Third, find a job that supports both your writing time and you. It’s very unlikely that as a writer you’ll make enough just from writing to pay the bills, so you will need some sort of job. And you can’t write if you can’t eat and pay rent, so it’s vital that you’re able to meet these seemingly “worldly” needs. You need a room of your own, as per the wise Virginia Woolf. At the same time, if you’re doing a job that’s killing your soul or taking up too much of your time, then maybe yours is the wrong job to support your writing career.

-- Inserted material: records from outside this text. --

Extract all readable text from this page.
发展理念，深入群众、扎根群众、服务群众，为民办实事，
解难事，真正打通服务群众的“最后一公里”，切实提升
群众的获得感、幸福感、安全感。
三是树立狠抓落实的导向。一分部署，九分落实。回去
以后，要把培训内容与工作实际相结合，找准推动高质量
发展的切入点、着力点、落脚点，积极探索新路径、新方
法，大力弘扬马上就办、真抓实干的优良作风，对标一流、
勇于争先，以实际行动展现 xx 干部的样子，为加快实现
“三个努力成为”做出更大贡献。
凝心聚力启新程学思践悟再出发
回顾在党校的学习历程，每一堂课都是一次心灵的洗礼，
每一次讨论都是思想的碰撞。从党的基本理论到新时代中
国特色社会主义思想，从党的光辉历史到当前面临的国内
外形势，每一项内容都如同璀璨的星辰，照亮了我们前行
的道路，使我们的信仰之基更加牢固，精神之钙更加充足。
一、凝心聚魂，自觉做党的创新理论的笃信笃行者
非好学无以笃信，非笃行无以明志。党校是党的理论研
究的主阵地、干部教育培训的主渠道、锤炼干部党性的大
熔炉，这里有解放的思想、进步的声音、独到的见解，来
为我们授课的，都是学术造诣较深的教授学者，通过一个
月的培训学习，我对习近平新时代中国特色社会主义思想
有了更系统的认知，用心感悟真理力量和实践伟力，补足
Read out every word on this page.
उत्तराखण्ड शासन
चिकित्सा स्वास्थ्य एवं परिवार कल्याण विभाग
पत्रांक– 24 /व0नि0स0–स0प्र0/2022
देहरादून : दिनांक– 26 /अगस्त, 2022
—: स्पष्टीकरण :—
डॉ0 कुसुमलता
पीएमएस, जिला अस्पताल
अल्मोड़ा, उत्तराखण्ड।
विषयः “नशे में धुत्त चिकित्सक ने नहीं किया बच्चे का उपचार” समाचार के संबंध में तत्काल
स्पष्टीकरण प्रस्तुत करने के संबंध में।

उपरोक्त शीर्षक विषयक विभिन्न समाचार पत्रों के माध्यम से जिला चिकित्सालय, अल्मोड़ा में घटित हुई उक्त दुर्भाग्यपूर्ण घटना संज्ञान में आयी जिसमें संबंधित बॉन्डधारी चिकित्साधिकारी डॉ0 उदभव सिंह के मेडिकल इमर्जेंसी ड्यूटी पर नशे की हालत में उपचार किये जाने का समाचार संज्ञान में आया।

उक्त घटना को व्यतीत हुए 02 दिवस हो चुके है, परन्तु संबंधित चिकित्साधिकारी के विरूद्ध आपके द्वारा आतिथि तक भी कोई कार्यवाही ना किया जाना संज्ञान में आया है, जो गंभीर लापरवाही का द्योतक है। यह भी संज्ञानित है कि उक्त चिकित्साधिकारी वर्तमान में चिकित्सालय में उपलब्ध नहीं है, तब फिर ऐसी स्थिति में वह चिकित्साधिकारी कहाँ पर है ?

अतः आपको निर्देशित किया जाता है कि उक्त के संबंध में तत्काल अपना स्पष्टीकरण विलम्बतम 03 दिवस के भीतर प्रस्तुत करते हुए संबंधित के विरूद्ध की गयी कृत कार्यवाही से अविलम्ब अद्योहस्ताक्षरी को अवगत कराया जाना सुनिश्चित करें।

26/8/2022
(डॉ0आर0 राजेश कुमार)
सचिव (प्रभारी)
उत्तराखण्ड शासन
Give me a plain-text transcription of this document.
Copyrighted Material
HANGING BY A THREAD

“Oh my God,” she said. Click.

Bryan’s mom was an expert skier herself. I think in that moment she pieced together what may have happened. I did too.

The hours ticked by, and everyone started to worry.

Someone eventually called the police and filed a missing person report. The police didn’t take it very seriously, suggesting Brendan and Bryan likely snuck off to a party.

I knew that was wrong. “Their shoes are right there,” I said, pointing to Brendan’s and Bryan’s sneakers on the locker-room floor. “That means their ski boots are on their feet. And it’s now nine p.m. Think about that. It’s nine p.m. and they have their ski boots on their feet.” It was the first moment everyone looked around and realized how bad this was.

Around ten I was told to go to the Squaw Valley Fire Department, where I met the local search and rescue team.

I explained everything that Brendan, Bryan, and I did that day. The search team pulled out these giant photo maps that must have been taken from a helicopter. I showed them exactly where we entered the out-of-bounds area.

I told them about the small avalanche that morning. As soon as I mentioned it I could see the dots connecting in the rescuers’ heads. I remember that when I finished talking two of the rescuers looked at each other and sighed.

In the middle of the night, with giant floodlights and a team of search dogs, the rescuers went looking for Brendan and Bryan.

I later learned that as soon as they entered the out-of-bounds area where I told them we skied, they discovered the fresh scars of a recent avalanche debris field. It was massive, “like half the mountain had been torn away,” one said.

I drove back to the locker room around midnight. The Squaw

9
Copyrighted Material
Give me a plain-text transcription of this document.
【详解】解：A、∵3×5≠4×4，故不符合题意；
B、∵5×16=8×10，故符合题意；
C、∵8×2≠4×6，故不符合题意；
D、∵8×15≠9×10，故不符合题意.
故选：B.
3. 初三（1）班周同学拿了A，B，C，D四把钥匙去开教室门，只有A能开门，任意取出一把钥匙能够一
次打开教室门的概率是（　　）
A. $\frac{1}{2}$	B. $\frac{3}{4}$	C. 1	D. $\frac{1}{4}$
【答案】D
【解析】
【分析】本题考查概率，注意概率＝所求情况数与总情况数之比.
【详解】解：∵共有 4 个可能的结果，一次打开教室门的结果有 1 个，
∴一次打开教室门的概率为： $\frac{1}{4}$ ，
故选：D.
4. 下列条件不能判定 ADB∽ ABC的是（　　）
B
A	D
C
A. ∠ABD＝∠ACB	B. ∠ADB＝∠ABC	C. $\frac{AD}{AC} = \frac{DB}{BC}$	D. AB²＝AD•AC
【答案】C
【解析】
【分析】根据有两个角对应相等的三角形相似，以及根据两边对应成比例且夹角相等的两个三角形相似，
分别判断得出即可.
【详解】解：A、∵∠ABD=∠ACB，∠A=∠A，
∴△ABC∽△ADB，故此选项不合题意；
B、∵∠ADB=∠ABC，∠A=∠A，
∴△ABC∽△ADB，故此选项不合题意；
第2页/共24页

What should that job be? To find out, take up my fourth suggestion and buy the very wise book Creating a Life Worth Living by Carol Lloyd, a self-help book for artists. It’s a great resource for figuring out the practical side of setting up a lifestyle that supports your creative endeavors. Plus, the activities in the book are just plain fun to complete.
At the end of my depressed summer, I managed to land an agent, who immediately set me to work revising what I had thought was my “perfect” short story collection. I also found a wonderful half-time job teaching ESL that even included health insurance, but also put my life on a strict academic schedule with limited flexibility if I wanted to take a trip, for example.
During my few free moments in my suddenly frenzied life, I sometimes looked back on my summer that I wasted worrying, and I wished I’d taken greater advantage of that time. I wished I’d smiled more, enjoyed more, and had faith in myself and the universe to eventually set me on the right path.
If we can’t enjoy the moment we’re in, at any moment, then ultimately what’s the point?
Aaron Hamburger is the author of The View from Stalin’s Head, winner of the Rome Prize in Literature, and Faith for Beginners. His writing has appeared in The Village Voice, Tin House, Michigan Quarterly Review, Boulevard, Poets and Writers, Out, Nerve, Time Out, Details, and The Forward. He has taught creative writing at Columbia University, New York University, and the Stonecoast MFA Program.